In other words, there is greater volatility towards ITM call contracts. Look at the pattern closely. We can see that the smile is tilted to the right where spot prices are increasing. This will lead the binary options trader to consider taking a CALL option trade.

Volatility smile chart 3In this example , we see a volatility chart which closely resembles a perfect smile, with the tilt of the smile almost in a straight, proportional fashion. Here, the bias for the trade started on a bearish note with a tilt towards the ITM puts, but we also see the smile getting broader to see a rise in implied volatility as spot prices increase, such that the smile almost starts and ends at the same horizontal point.

This is the scenario that occurs in a sideways market, with prices rising and ebbing within a particular range. This will interest traders who are interested in the boundary options, where there is an option to choose IN, with price staying within a range.

Volatility smile chart 4In this example, there is a bias towards the bearish end of the market, but this bias is not strong as there is a little bit of a tilt towards the bullish end of the market as well.

So even though we see more implied volatility when the spot prices are low, we see the implied volatility not entirely flat when spot prices are rising.

This will represent a tricky situation to the trader: would it be wiser to trade based on the high implied volatility when the put option is in the money, or trade based on a rising implied volatility when the call option is in the money?

Volatility smile chart 5

Our last example shows a volatility smile that occurs when the asset is decidedly bearish.

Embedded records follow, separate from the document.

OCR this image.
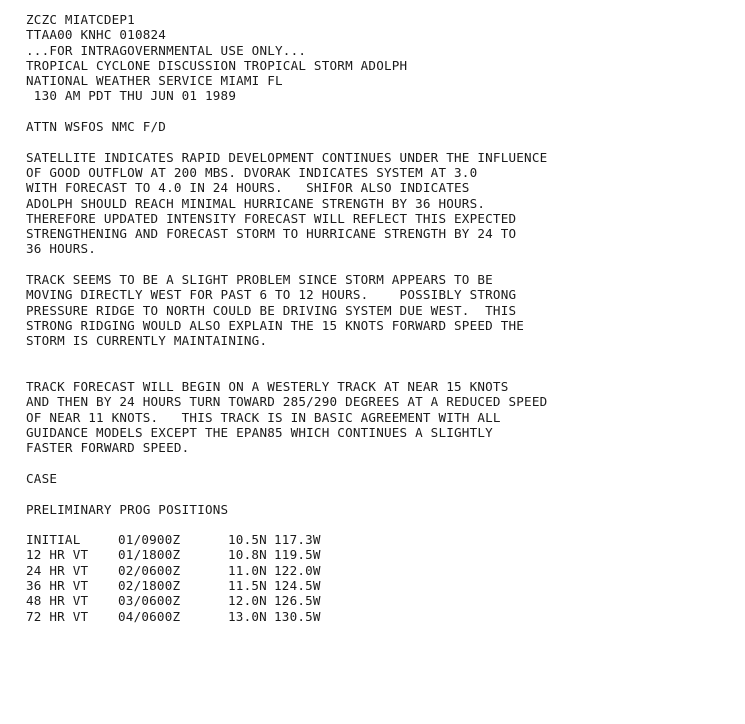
ZCZC MIATCDEP1
TTAA00 KNHC 010824
...FOR INTRAGOVERNMENTAL USE ONLY...
TROPICAL CYCLONE DISCUSSION TROPICAL STORM ADOLPH
NATIONAL WEATHER SERVICE MIAMI FL
130 AM PDT THU JUN 01 1989
ATTN WSFOS NMC F/D
SATELLITE INDICATES RAPID DEVELOPMENT CONTINUES UNDER THE INFLUENCE
OF GOOD OUTFLOW AT 200 MBS. DVORAK INDICATES SYSTEM AT 3.0
WITH FORECAST TO 4.0 IN 24 HOURS.   SHIFOR ALSO INDICATES
ADOLPH SHOULD REACH MINIMAL HURRICANE STRENGTH BY 36 HOURS.
THEREFORE UPDATED INTENSITY FORECAST WILL REFLECT THIS EXPECTED
STRENGTHENING AND FORECAST STORM TO HURRICANE STRENGTH BY 24 TO
36 HOURS.
TRACK SEEMS TO BE A SLIGHT PROBLEM SINCE STORM APPEARS TO BE
MOVING DIRECTLY WEST FOR PAST 6 TO 12 HOURS.    POSSIBLY STRONG
PRESSURE RIDGE TO NORTH COULD BE DRIVING SYSTEM DUE WEST.  THIS
STRONG RIDGING WOULD ALSO EXPLAIN THE 15 KNOTS FORWARD SPEED THE
STORM IS CURRENTLY MAINTAINING.
TRACK FORECAST WILL BEGIN ON A WESTERLY TRACK AT NEAR 15 KNOTS
AND THEN BY 24 HOURS TURN TOWARD 285/290 DEGREES AT A REDUCED SPEED
OF NEAR 11 KNOTS.   THIS TRACK IS IN BASIC AGREEMENT WITH ALL
GUIDANCE MODELS EXCEPT THE EPAN85 WHICH CONTINUES A SLIGHTLY
FASTER FORWARD SPEED.
CASE
PRELIMINARY PROG POSITIONS
INITIAL	01/0900Z	10.5N	117.3W
12 HR VT	01/1800Z	10.8N	119.5W
24 HR VT	02/0600Z	11.0N	122.0W
36 HR VT	02/1800Z	11.5N	124.5W
48 HR VT	03/0600Z	12.0N	126.5W
72 HR VT	04/0600Z	13.0N	130.5W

We can see that the implied volatility is highest when we have a reduction in spot prices; the bias of the smile is shifted to the left.

Conclusion

The problem with volatility smiles is that on their own, they cannot be used as the only tool of analysis of market mood. The trader has to use other indicators to back up the information provided by the volatility smile before deciding on a trade. In addition, volatility smiles charts are not readily available, and can only be obtained through the use of special software, which will obtain price data in order to plot the smile.

Traders can use different strategies to make profit from the volatility smile setup. The key to successfully deploying this in the binary options market is to be able to detect when the volatility smile is either cheap or at a premium relative to the at-the-money implied volatility.  Different tools should be used by the trader to gauge the direction of the volatility smile, in order to enhance the potential for profiting from them in the binary options market.